The important message in this is clear: how you choose to look at your life has profound implications for personal happiness, regardless of your actual circumstances.

How can you connect with your destiny?
The meaning of your life does not come from achieving certain goals or having a great relationship. These things will come and go in life. Your personal destiny is a sense of why you are here and who you really are. When you are connected to this feeling, it is easy to direct your boat through the sometimes turbulent waters of life. You know which direction to take because you have a sense of what is important for you. This sense of destiny can help you to overcome great obstacles and do great things. Stop and think for a moment:

*       What is really important to you?
*       What is the gift that you bring into the world?
*       What are you most valued for with others?

Starting the day afresh.
Before you start each day, just stop. Take a few minutes to connect with your unfolding destiny. Remember, you may not know the whole story but you can see a sign that will take you to the next step.

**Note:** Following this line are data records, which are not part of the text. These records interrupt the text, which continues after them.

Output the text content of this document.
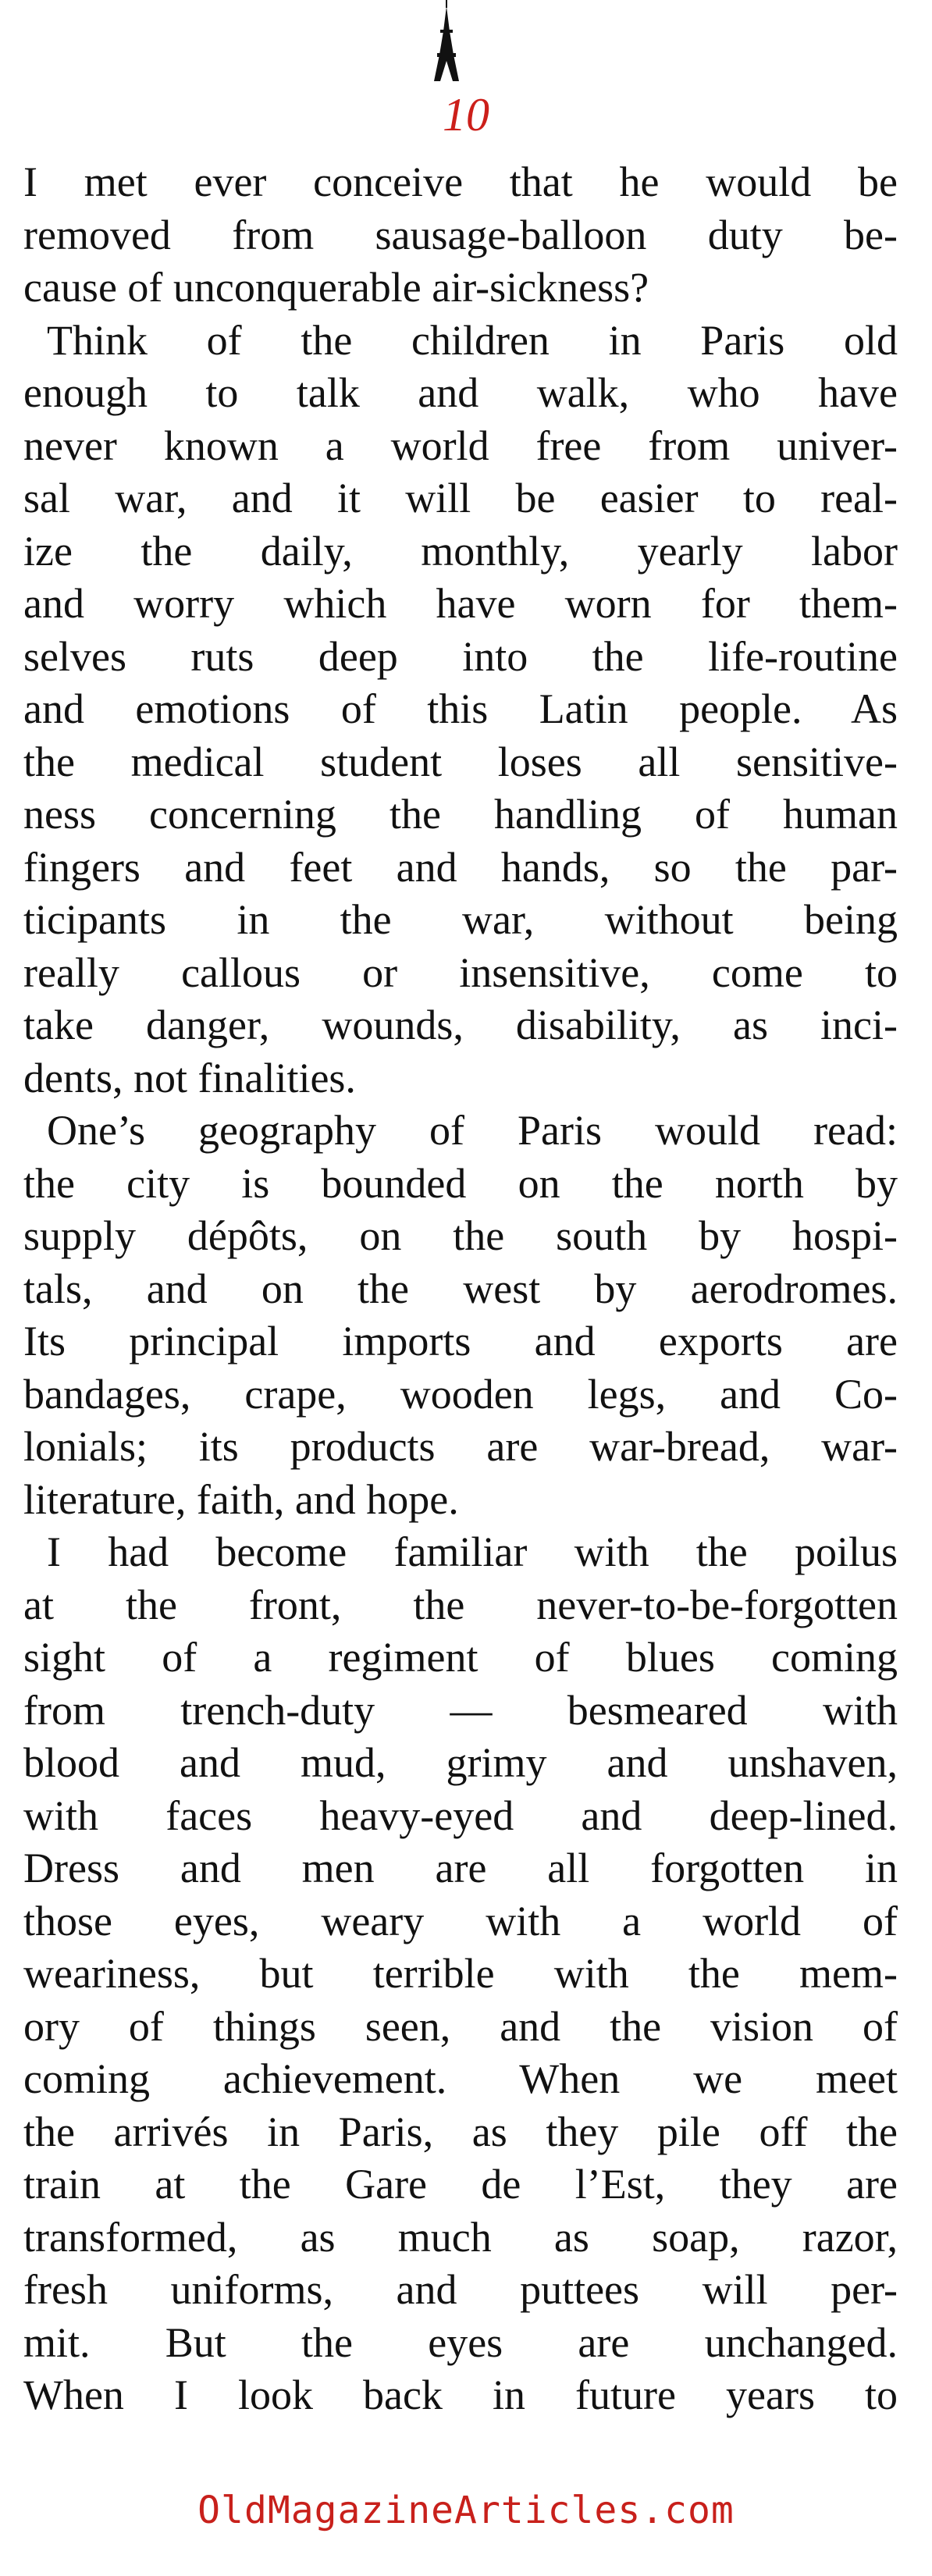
10
I met ever conceive that he would be
removed from sausage-balloon duty be-
cause of unconquerable air-sickness?
Think of the children in Paris old
enough to talk and walk, who have
never known a world free from univer-
sal war, and it will be easier to real-
ize the daily, monthly, yearly labor
and worry which have worn for them-
selves ruts deep into the life-routine
and emotions of this Latin people. As
the medical student loses all sensitive-
ness concerning the handling of human
fingers and feet and hands, so the par-
ticipants in the war, without being
really callous or insensitive, come to
take danger, wounds, disability, as inci-
dents, not finalities.
One’s geography of Paris would read:
the city is bounded on the north by
supply dépôts, on the south by hospi-
tals, and on the west by aerodromes.
Its principal imports and exports are
bandages, crape, wooden legs, and Co-
lonials; its products are war-bread, war-
literature, faith, and hope.
I had become familiar with the poilus
at the front, the never-to-be-forgotten
sight of a regiment of blues coming
from trench-duty — besmeared with
blood and mud, grimy and unshaven,
with faces heavy-eyed and deep-lined.
Dress and men are all forgotten in
those eyes, weary with a world of
weariness, but terrible with the mem-
ory of things seen, and the vision of
coming achievement. When we meet
the arrivés in Paris, as they pile off the
train at the Gare de l’Est, they are
transformed, as much as soap, razor,
fresh uniforms, and puttees will per-
mit. But the eyes are unchanged.
When I look back in future years to
OldMagazineArticles.com
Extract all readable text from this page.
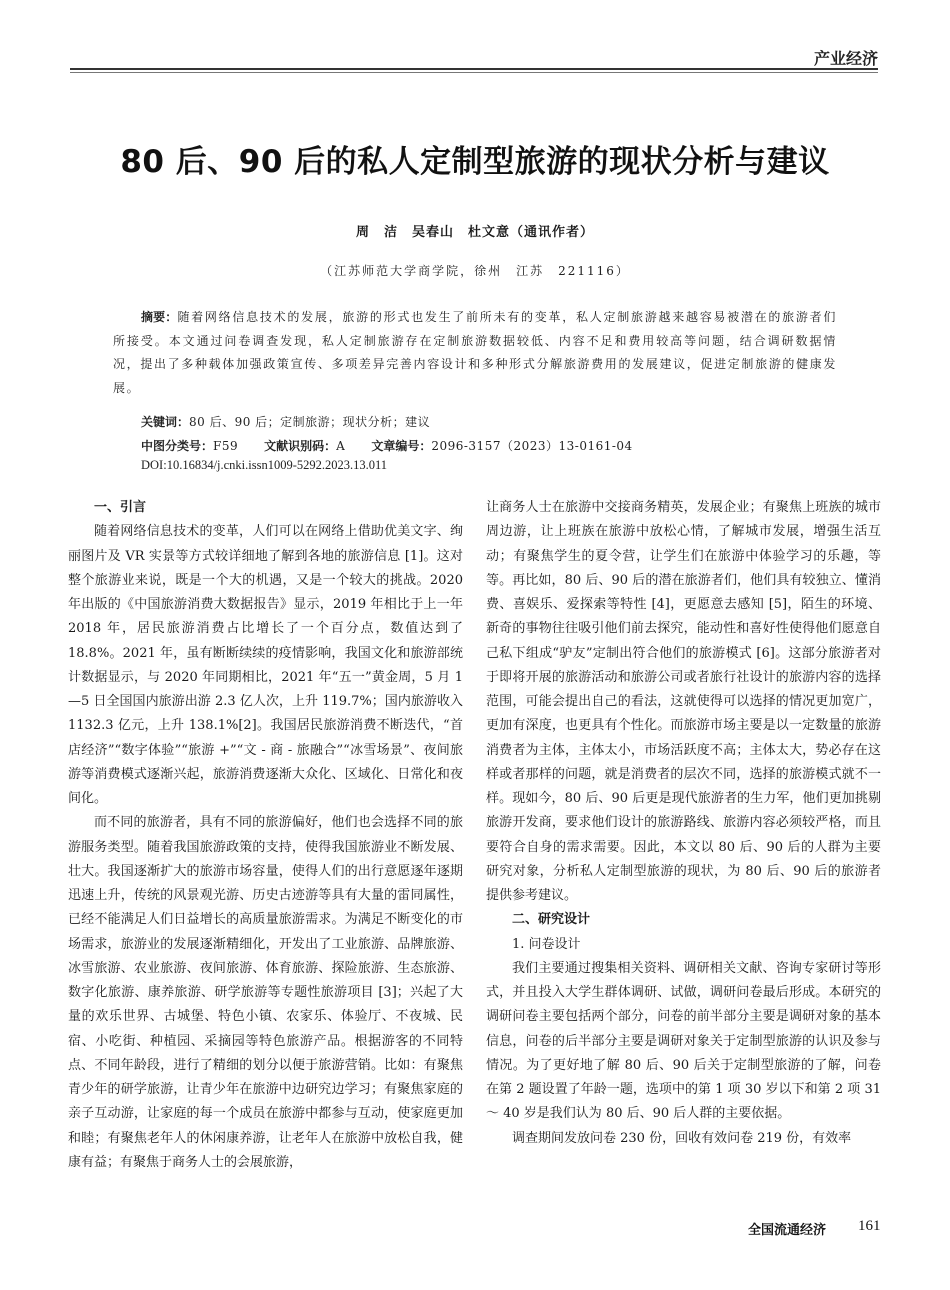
产业经济
80 后、90 后的私人定制型旅游的现状分析与建议
周　洁　吴春山　杜文意（通讯作者）
（江苏师范大学商学院，徐州　江苏　221116）

摘要：随着网络信息技术的发展，旅游的形式也发生了前所未有的变革，私人定制旅游越来越容易被潜在的旅游者们所接受。本文通过问卷调查发现，私人定制旅游存在定制旅游数据较低、内容不足和费用较高等问题，结合调研数据情况，提出了多种载体加强政策宣传、多项差异完善内容设计和多种形式分解旅游费用的发展建议，促进定制旅游的健康发展。

关键词：80 后、90 后；定制旅游；现状分析；建议

中图分类号：F59 文献识别码：A 文章编号：2096-3157（2023）13-0161-04

DOI:10.16834/j.cnki.issn1009-5292.2023.13.011

一、引言

随着网络信息技术的变革，人们可以在网络上借助优美文字、绚丽图片及 VR 实景等方式较详细地了解到各地的旅游信息 [1]。这对整个旅游业来说，既是一个大的机遇，又是一个较大的挑战。2020 年出版的《中国旅游消费大数据报告》显示，2019 年相比于上一年 2018 年，居民旅游消费占比增长了一个百分点，数值达到了 18.8%。2021 年，虽有断断续续的疫情影响，我国文化和旅游部统计数据显示，与 2020 年同期相比，2021 年“五一”黄金周，5 月 1—5 日全国国内旅游出游 2.3 亿人次，上升 119.7%；国内旅游收入 1132.3 亿元，上升 138.1%[2]。我国居民旅游消费不断迭代，“首店经济”“数字体验”“旅游 +”“文 - 商 - 旅融合”“冰雪场景”、夜间旅游等消费模式逐渐兴起，旅游消费逐渐大众化、区域化、日常化和夜间化。

而不同的旅游者，具有不同的旅游偏好，他们也会选择不同的旅游服务类型。随着我国旅游政策的支持，使得我国旅游业不断发展、壮大。我国逐渐扩大的旅游市场容量，使得人们的出行意愿逐年逐期迅速上升，传统的风景观光游、历史古迹游等具有大量的雷同属性，已经不能满足人们日益增长的高质量旅游需求。为满足不断变化的市场需求，旅游业的发展逐渐精细化，开发出了工业旅游、品牌旅游、冰雪旅游、农业旅游、夜间旅游、体育旅游、探险旅游、生态旅游、数字化旅游、康养旅游、研学旅游等专题性旅游项目 [3]；兴起了大量的欢乐世界、古城堡、特色小镇、农家乐、体验厅、不夜城、民宿、小吃街、种植园、采摘园等特色旅游产品。根据游客的不同特点、不同年龄段，进行了精细的划分以便于旅游营销。比如：有聚焦青少年的研学旅游，让青少年在旅游中边研究边学习；有聚焦家庭的亲子互动游，让家庭的每一个成员在旅游中都参与互动，使家庭更加和睦；有聚焦老年人的休闲康养游，让老年人在旅游中放松自我，健康有益；有聚焦于商务人士的会展旅游，

让商务人士在旅游中交接商务精英，发展企业；有聚焦上班族的城市周边游，让上班族在旅游中放松心情，了解城市发展，增强生活互动；有聚焦学生的夏令营，让学生们在旅游中体验学习的乐趣，等等。再比如，80 后、90 后的潜在旅游者们，他们具有较独立、懂消费、喜娱乐、爱探索等特性 [4]，更愿意去感知 [5]，陌生的环境、新奇的事物往往吸引他们前去探究，能动性和喜好性使得他们愿意自己私下组成“驴友”定制出符合他们的旅游模式 [6]。这部分旅游者对于即将开展的旅游活动和旅游公司或者旅行社设计的旅游内容的选择范围，可能会提出自己的看法，这就使得可以选择的情况更加宽广，更加有深度，也更具有个性化。而旅游市场主要是以一定数量的旅游消费者为主体，主体太小，市场活跃度不高；主体太大，势必存在这样或者那样的问题，就是消费者的层次不同，选择的旅游模式就不一样。现如今，80 后、90 后更是现代旅游者的生力军，他们更加挑剔旅游开发商，要求他们设计的旅游路线、旅游内容必须较严格，而且要符合自身的需求需要。因此，本文以 80 后、90 后的人群为主要研究对象，分析私人定制型旅游的现状，为 80 后、90 后的旅游者提供参考建议。

二、研究设计

1. 问卷设计

我们主要通过搜集相关资料、调研相关文献、咨询专家研讨等形式，并且投入大学生群体调研、试做，调研问卷最后形成。本研究的调研问卷主要包括两个部分，问卷的前半部分主要是调研对象的基本信息，问卷的后半部分主要是调研对象关于定制型旅游的认识及参与情况。为了更好地了解 80 后、90 后关于定制型旅游的了解，问卷在第 2 题设置了年龄一题，选项中的第 1 项 30 岁以下和第 2 项 31 ～ 40 岁是我们认为 80 后、90 后人群的主要依据。

调查期间发放问卷 230 份，回收有效问卷 219 份，有效率

全国流通经济 161
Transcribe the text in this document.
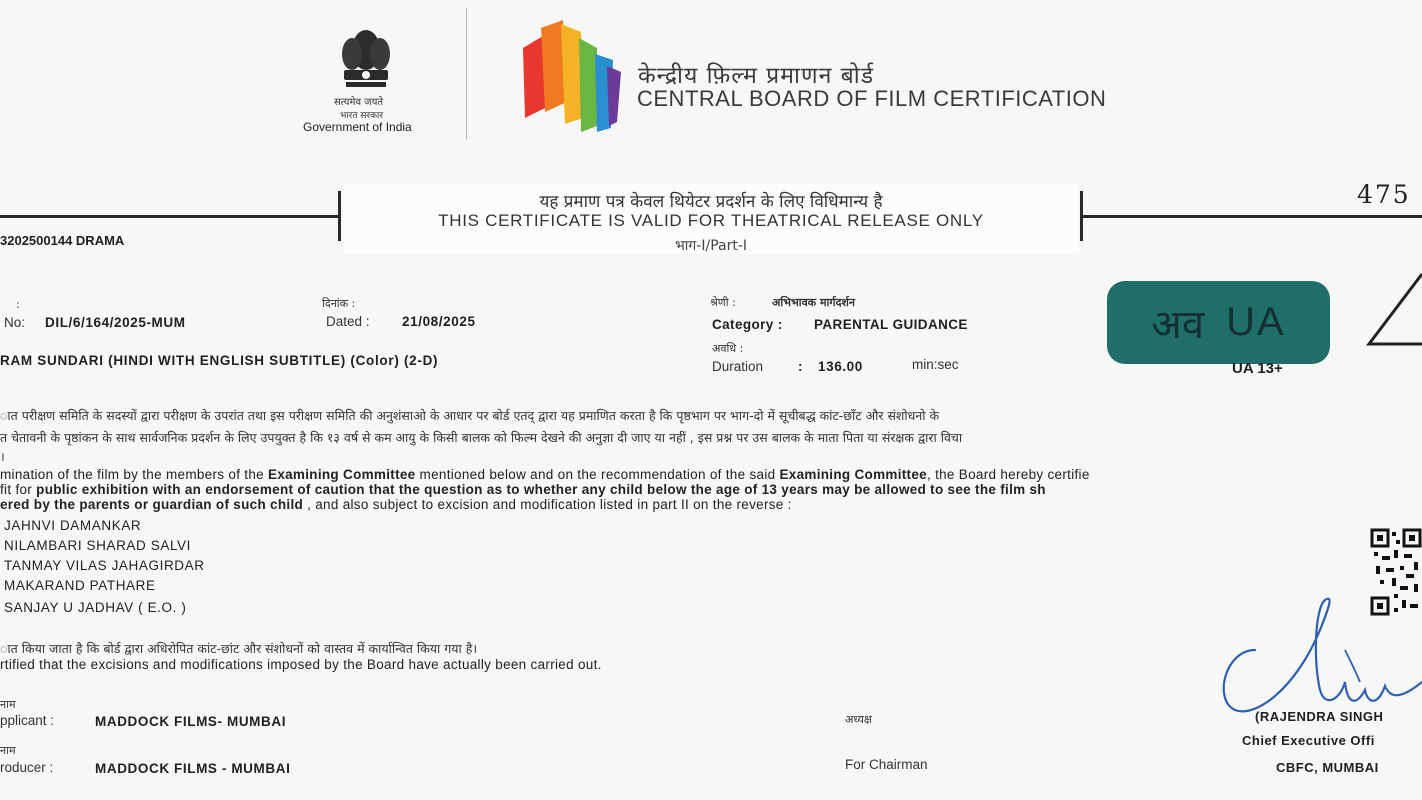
सत्यमेव जयते
भारत सरकार
Government of India
केन्द्रीय फ़िल्म प्रमाणन बोर्ड
CENTRAL BOARD OF FILM CERTIFICATION
475
यह प्रमाण पत्र केवल थियेटर प्रदर्शन के लिए विधिमान्य है
THIS CERTIFICATE IS VALID FOR THEATRICAL RELEASE ONLY
भाग-I/Part-I
3202500144 DRAMA
:
No: DIL/6/164/2025-MUM
दिनांक :
Dated : 21/08/2025
श्रेणी :	अभिभावक मार्गदर्शन
Category : PARENTAL GUIDANCE
अवधि :
Duration	: 136.00	min:sec
RAM SUNDARI (HINDI WITH ENGLISH SUBTITLE) (Color) (2-D)
अव UA
UA 13+
ात परीक्षण समिति के सदस्यों द्वारा परीक्षण के उपरांत तथा इस परीक्षण समिति की अनुशंसाओ के आधार पर बोर्ड एतद् द्वारा यह प्रमाणित करता है कि पृष्ठभाग पर भाग-दो में सूचीबद्ध कांट-छाँट और संशोधनो के
त चेतावनी के पृष्ठांकन के साथ सार्वजनिक प्रदर्शन के लिए उपयुक्त है कि १३ वर्ष से कम आयु के किसी बालक को फिल्म देखने की अनुज्ञा दी जाए या नहीं , इस प्रश्न पर उस बालक के माता पिता या संरक्षक द्वारा विचा
।
mination of the film by the members of the Examining Committee mentioned below and on the recommendation of the said Examining Committee, the Board hereby certifie
fit for public exhibition with an endorsement of caution that the question as to whether any child below the age of 13 years may be allowed to see the film sh
ered by the parents or guardian of such child , and also subject to excision and modification listed in part II on the reverse :
JAHNVI DAMANKAR
NILAMBARI SHARAD SALVI
TANMAY VILAS JAHAGIRDAR
MAKARAND PATHARE
SANJAY U JADHAV ( E.O. )
ात किया जाता है कि बोर्ड द्वारा अधिरोपित कांट-छांट और संशोधनों को वास्तव में कार्यान्वित किया गया है।
rtified that the excisions and modifications imposed by the Board have actually been carried out.
नाम
pplicant :	MADDOCK FILMS- MUMBAI
नाम
roducer :	MADDOCK FILMS - MUMBAI
अध्यक्ष
For Chairman
(RAJENDRA SINGH
Chief Executive Offi
CBFC, MUMBAI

No matter what you feel is going wrong in your life - relationship issues, emotional dissatisfaction, boredom, or whatever - take a minute to reconnect with what is most important in your life: YOU! So many times, we allow other people to become the important thing in our life: holding onto a relationship, striving to reach an achievement, searching for the missing half. All these things take you further and further away from your true happiness. Your happiness doesn't lie in achieving goals or having a perfect life. We see plenty of grumpy celebrities out there, despite having what seems to be a perfect body, a perfect relationship and lots of money. When you are connected to your true self - your unique inner strength and your purpose in life to share that gift with the world -your life transforms! People are drawn to you, good things happen spontaneously for you, and when they don't, you have the inner courage to overcome the difficulties with grace. It may sound like a dream, but it isn't. If Victor Frankl can do it whilst being tortured in a prison, we can do it in the comfort of our ordinary lives too!